Irrigation was performed using the drip-irrigation method, composed of pipelines installed along the plant rows and 0.5 m above the soil with drippers spaced at 0.5 m (2 per vine). The irrigation flow rate supplied was 3.6 L h−1 in R30 and 7.2 L h−1 in R70. The reference evapotranspiration (ET0) per week was calculated applying the Penman–Monteith equation [68]. The ET0 was used, along with a constant crop coefficient (Kc = 0.7) to calculate the amount of water required by plants (ETc), using the equation ETc = Kc × ET0. Precipitation was subtracted from ETc each week, and the calculated amount of water required was applied the following week. The constant Kc was chosen from previous studies, considering the months where irrigation occurred, the vineyard characteristics, and the values described in the literature [69]. Irrigation started when values of pre-dawn leaf water potential (Ψpd) reached ca. −0.4 MPa, which indicated a weak to moderate water deficit [65]. Water was supplied every week, starting on 25 July (DOY 206) and ending three weeks before harvest (DOY 275) in 2018. In 2019, irrigation started on 28th May (DOY 148) and ended at DOY 248 (5th September), two weeks before harvest. In 2020 irrigation started on 23 July (DOY 175) and ended at DOY 245 (1 September), three weeks before harvest, due to precipitation in the week before harvest.

4.3. Meteorological Data

Meteorological data were obtained from an automatic weather station (ADCON, Kempten, Germany) located in the experimental site. Data on the precipitation (P), maximum temperature (Tmax), minimum temperature (Tmin), average temperature (Tavg), radiation (Insol), and evapotranspiration (Etp) were computed. Day of the year (DOY) was also calculated.

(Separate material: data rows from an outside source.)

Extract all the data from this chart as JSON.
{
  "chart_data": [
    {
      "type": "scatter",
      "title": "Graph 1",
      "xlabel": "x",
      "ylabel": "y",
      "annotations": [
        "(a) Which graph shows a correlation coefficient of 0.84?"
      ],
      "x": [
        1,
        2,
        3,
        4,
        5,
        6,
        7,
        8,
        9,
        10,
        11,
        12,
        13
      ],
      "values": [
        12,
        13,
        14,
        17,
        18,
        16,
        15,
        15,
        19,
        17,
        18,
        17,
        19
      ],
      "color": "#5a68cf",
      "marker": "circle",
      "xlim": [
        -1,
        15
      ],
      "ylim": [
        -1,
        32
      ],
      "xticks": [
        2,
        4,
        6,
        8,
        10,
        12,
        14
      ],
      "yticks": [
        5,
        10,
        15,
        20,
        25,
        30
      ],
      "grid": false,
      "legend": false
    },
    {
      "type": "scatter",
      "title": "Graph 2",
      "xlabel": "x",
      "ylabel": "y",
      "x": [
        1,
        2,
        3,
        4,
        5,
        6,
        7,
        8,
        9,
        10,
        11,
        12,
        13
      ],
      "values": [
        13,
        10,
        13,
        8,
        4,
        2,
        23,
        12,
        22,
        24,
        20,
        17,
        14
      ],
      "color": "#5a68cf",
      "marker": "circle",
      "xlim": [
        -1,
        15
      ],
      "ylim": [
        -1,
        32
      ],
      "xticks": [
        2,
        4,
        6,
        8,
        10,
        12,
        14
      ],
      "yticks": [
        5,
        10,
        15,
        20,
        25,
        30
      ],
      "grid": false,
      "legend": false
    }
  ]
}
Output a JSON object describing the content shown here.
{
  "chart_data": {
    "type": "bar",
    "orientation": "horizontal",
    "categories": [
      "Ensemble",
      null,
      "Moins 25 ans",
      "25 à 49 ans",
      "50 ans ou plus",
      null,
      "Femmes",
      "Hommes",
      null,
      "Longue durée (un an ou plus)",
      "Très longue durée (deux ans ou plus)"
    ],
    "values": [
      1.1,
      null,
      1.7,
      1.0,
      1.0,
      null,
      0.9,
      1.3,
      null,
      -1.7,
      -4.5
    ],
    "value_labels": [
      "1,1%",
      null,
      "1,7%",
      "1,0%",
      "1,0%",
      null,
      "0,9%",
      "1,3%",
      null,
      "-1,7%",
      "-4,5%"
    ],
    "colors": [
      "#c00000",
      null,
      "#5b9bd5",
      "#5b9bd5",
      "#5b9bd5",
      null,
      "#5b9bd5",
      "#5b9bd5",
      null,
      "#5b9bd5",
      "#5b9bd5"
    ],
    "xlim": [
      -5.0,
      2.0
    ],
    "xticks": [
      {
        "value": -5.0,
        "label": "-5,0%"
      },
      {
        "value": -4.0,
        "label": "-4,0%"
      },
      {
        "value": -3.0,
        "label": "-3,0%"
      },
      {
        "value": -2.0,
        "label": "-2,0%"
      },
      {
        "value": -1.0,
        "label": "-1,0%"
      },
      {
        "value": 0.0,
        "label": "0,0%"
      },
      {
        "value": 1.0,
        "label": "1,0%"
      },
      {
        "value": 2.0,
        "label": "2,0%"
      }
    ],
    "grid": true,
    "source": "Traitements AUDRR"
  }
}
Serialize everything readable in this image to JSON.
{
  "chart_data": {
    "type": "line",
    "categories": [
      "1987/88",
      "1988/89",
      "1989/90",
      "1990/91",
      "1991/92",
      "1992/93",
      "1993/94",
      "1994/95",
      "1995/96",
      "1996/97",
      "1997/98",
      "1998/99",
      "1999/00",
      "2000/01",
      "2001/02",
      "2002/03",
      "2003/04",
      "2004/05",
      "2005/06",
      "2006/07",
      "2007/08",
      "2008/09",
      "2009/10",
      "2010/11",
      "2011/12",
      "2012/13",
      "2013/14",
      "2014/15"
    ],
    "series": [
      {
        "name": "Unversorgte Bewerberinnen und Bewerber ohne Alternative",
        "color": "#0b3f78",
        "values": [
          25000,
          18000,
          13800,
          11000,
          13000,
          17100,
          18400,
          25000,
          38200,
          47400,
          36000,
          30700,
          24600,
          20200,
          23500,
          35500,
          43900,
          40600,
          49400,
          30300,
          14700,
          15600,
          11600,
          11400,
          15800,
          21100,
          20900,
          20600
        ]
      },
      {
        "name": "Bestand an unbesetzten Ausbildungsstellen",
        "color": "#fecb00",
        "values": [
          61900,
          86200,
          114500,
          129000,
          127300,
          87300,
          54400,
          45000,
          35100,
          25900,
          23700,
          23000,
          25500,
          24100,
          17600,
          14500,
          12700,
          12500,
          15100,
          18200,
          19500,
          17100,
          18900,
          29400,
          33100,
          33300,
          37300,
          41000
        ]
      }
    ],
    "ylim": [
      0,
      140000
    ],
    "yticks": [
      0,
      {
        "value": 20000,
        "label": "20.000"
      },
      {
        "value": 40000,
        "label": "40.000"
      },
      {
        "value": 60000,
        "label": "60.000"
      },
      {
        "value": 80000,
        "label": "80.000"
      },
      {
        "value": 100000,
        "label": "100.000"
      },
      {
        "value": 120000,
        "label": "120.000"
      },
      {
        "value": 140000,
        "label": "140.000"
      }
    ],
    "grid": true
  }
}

4.4. Grapevine Water Status Determination

Pre-dawn leaf water potential (Ψpd) was measured using a Schölander pressure chamber (PMS Instruments Co., Model 600, Corvallis, OR, USA) [70], throughout the growing season, from fruit set until harvest and performed 2 h before sunrise. The measurements were carried out in eight plants per treatment (using one well exposed and fully expanded leaf per plant), every 7–15 days according to climatic conditions and the phenological stage of the plant. Irrigation was carried out one day after this measurement, during the night.

4.5. Phenological Stages and Vegetative Growth

Phenological stages (including budbreak, fruit set, and veraison) were recorded when 50% of the plants within each experimental unit reached that stage. At harvest, total leaf area was registered using the method developed by Lopes and Pinto (2005) [71]. At dormancy stage, the number of shoots was recorded, vines were pruned, and pruning mass (kg/vine) was individually determined for each vine. The number of shoots per plant and pruning weight were recorded at the end of each season, after leaf fall.

4.6. Yield Parameters and Berry Composition during Development

To evaluate the harvest parameters, yield per plant (g) and the number of bunches were measured. For berry composition analysis during the growing cycle, a sample of 50 berries per replication (i.e., per block, resulting in 200 berries per treatment) was collected weekly starting on the fourth week after veraison (WAV) until harvest (8 WAV) in 2018. In 2019 vintage, berries were collected from the second week after veraison until harvest (2 WAV). In 2020 season, berries were collected from 5 WAV, until 7 WAV, harvest day. Berry samples were obtained from ± 6 bunches of each plant and selected from different bunch positions. The berries were crushed, and several biochemical quality parameters were determined: pH, total soluble solids (TSS; Brix), total acidity (g L−1), malic acid (g L−1), total phenolics (absorption wave length of 280 nm; absorption unit—A.U.) and yeast assimilable nitrogen (YAN; mg L−1) using OenoFossTM (FOSS Analytical, Hilleroed, Denmark) according to the manufacturer’s protocol equipment and by official methods of the Organisation Internationale de la Vigne et du Vin (OIV, https://www.oiv.int/, 2014).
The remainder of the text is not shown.